Aussi sophistiqué soit-il, un implant mammaire n’est pas un dispositif à vie. L’ANSM rappelle que la rupture est « un événement attendu » dans la vie d’une prothèse, et estime la durée de vie moyenne autour de 8 à 10 ans — une moyenne qui recouvre de fortes variations individuelles. Les taux de rupture restent faibles dans les premières années (de l’ordre de 0,01 à 0,30 % selon la durée d’implantation) puis augmentent avec le temps. C’est précisément parce que le matériau vieillit qu’un suivi médical régulier, clinique et par imagerie, est recommandé — et que la question du remplacement se pose à partir de la dixième année.

Comprendre de quoi est fait un implant, c’est mieux saisir pourquoi il s’use, pourquoi il se surveille, et pourquoi son choix relève d’une décision médicale partagée plutôt que d’un simple critère de volume.

En bref : vos questions sur la composition des implants

De quoi est composé un implant mammaire ?

D’une enveloppe externe en élastomère de silicone et d’un produit de remplissage, le plus souvent un gel de silicone cohésif, parfois du sérum physiologique.
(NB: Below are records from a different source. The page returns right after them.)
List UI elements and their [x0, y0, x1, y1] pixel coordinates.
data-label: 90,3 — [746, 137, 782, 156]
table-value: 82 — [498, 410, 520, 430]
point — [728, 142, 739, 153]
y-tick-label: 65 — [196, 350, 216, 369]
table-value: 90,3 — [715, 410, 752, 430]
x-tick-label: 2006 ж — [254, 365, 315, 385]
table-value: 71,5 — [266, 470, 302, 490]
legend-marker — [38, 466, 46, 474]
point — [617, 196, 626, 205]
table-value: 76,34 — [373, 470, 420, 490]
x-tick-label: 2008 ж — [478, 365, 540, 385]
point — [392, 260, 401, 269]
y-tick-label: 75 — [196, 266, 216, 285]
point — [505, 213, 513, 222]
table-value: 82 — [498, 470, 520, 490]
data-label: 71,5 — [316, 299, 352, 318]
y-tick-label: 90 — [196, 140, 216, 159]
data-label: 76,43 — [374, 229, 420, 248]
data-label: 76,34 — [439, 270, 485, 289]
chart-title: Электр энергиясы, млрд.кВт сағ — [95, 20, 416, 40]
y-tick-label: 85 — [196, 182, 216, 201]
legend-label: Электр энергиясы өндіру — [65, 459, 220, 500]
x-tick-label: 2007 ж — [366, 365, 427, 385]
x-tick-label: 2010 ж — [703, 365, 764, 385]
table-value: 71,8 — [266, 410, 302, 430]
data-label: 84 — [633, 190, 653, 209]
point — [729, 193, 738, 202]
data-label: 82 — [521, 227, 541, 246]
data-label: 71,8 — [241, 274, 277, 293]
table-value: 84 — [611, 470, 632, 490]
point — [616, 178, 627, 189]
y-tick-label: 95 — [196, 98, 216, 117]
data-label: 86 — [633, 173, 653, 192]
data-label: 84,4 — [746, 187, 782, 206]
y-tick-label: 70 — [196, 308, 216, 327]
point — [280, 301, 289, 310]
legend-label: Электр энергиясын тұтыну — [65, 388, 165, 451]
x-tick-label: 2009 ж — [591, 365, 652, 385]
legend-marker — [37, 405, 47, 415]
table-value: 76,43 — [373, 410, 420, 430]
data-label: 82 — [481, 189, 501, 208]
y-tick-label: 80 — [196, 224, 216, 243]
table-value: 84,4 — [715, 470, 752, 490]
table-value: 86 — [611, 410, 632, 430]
C’est un dispositif médical de classe III soumis au marquage CE.

Qu’est-ce qu’un gel de silicone cohésif (« gummy bear ») ?

C’est un gel dont les molécules sont liées entre elles, ce qui lui permet de conserver sa forme même si l’enveloppe se fissure. Cette cohésion limite la diffusion du gel et les conséquences d’une éventuelle rupture.

Quelle différence entre implant lisse, microtexturé et macrotexturé ?

Elle tient à l’état de surface de l’enveloppe. Les surfaces texturées favorisent l’adhérence des tissus, mais les implants macrotexturés et en polyuréthane ont été retirés du marché français en raison d’un risque rare de lymphome (LAGC-AIM). Les surfaces lisses et microtexturées restent autorisées.

Pourquoi les implants au sérum physiologique ne sont-ils plus utilisés en France ?

Ils ne sont pas interdits, mais ont quasiment disparu de la pratique. En cause : un taux de rupture et de dégonflement bien plus élevé que le gel de silicone, imposant des réinterventions, ainsi qu’un rendu moins naturel (toucher plus ferme, plis et vagues). Les gels cohésifs modernes les ont supplantés.

Comment un implant est-il contrôlé avant d’être posé ?

Comme dispositif médical de classe III, il doit obtenir le marquage CE et passer des tests, notamment de fatigue mécanique. Chaque pose fait l’objet d’une déclaration et d’une carte d’implant remise à la patiente.

Qu’est-ce qu’un implant ergonomique ?

C’est un implant dont le gel, à la fois très cohésif et mobile, se redistribue selon la position : rond en position allongée, en goutte en position debout. Il combine le naturel des implants anatomiques et la souplesse des ronds, sans risque de rotation visible.

Un implant mammaire dure-t-il toute la vie ?

Non. L’ANSM considère la durée de vie moyenne autour de 8 à 10 ans et la rupture comme un événement attendu. Un suivi régulier est recommandé, et la question du remplacement se pose à partir de la dixième année.


Article rédigé par le Dr Samuel Struk, chirurgien plasticien spécialisé en chirurgie mammaire. Cet article a une vocation purement informative et ne se substitue pas à une consultation médicale.

Sources : Agence nationale de sécurité du médicament et des produits de santé (ANSM) — données de surveillance des implants mammaires et retrait du marché des implants macrotexturés et en polyuréthane.